Whitefield book binder Celine Lombardi poses with two of her sample books that demonstrate her hand-cut leather details at the Whitefield Library on Friday, April 4 in advance of her solo show. (Sarah Masters photo)
Whitefield Library’s artist of the month is grateful for the opportunity to share what she does with her neighbors and friends. Celine Lombardi is a custom bookbinder, which means most of her work is in private collections. Over the years, she has built up her own collection of her work of workshop sample books and exhibition pieces. This month marks Lombardi’s first solo show.
Lombardi was raised in New York, N.Y. As a young adult, she volunteered and took classes at the Center for Book Arts. She found a part time job assisting an older bookbinder. His pace of life appealed to her and she began to think of bookbinding as a possible career.
Bookbinding is engaging and challenging, in that it requires a bit of engineering to find solutions, Lombardi said. It also appeals to one of innate characteristics.
“I’m a little bit fussy, I like to fuss about details,” said Lombardi. She found working in gardening and farming was OK, but more chaotic and thus less satisfying.
She attended the North Bennet Street School, a trade and craft school in Boston, Mass. She learned about the historic evolution of the book, how books function, and how to repair them. She graduated in 2011 and within two years launched her own business: Celine Marie Bookbinding.
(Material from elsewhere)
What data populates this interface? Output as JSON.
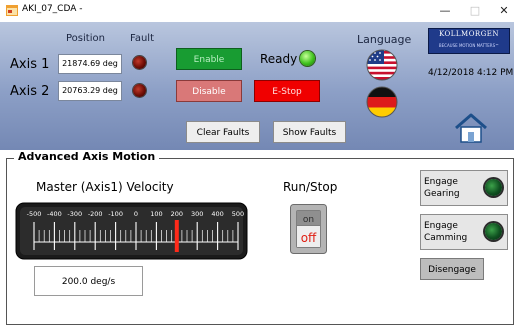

She began teaching workshops at the Center for Book Arts with occasional day trips to Philadelphia, Penn. to teach workshops there. She built up a large sample of blank books demonstrating various techniques, such as braided bindings from the 13th and 15th centuries, leather detailing, and book boxes.
Lombardi creates fine edition bound books and matching book boxes. Many of her orders are one-of-a-kind. Customers, mostly artists themselves, submit their “artistically conceived” book materials and it is up to Lombardi to figure out how to bind them, she said.
She can gilt edges, add gold tooling, create marbled end pages, and more. She can rebind books with fun, custom covers. Her shop machines are all antique, large cast iron machines such as a guillotine which can cut the thinnest vellum or thick cardboard. The hot stamp press for adding gold foil is from the 1940s and is probably the newest thing in her shop, Lombardi said.
That shop is a converted tool shed with a space heater. Lombardi and her husband bought their land in Whitefield in 2016 with the dream to build a home on it someday. That day came sooner than they thought. The family, including their young daughter, was camping on the land in early 2020 when they got caught in pandemic shelter-in-place restrictions.
As restrictions dragged on, they chose to stay, living in a trailer for years until the house was complete enough to occupy. It is still in progress with plans for Lombardi’s studio.
Lombardi once felt tied to New York and her client base. One benefit to come of the restrictions is that many of Lombardi’s clients became used to shipping their work. Her clients generally figured “if we have to send it across town, we might as well send it to Maine,” she said. She is grateful they stayed with her.
Lombardi built her business on word of mouth. She has worked with some of the same clients for years. One client orders custom sketchbooks in unusual shapes, including a circle and a cinquefoil.
Another client adapted multiple copies of a vintage Florida tree guide and asked Lombardi to use bark for the cover. She figured out how to make the book able to be held by adding strips of leather along an edge.
Lombardi recently completed her largest commission: a 2-foot-tall sketchbook. Whitefield’s Grand Army Arts cut the pages, which were the absolutely maximum Lombardi’s binding equipment could handle and required a bit of fussing to fit correctly, said Lombardi.
Lombardi’s show at the Whitefield Library includes samples of many of her skills plus a photo book she recently created to document some of her client commissions.
One set of sample books includes pages from natural materials: bark, cattails, and leeks. Lombardi said she once created pages from milkweed. The covers are also pieces of art with tiny, hand-cut details and letters or lacunose onlays. Many books have matching boxes to protect them, and boxes that are stored within other boxes for their own protection, Lombardi said.
Lombardi said she has fun expressing herself with her craft. She has submitted her artwork, those fun pieces, to three separate exhibitions. Those instances have been the only time she felt any deadline pressure.
“Everything I do is slow. There are no book emergencies. I go at my own pace. I’m grateful not to have high speed profession,” said Lombardi.
Lombardi said her pace of work goes well with life in her new community. Every Saturday, she and her daughter “make the rounds” of the Sheepscot General Store and the Whitefield Library.
“We love this community, it’s no mistake we ended up here,” Lombardi said.
Lombardi’s books will be displayed at the Whitefield Library, at 1 Arlington Lane, through April.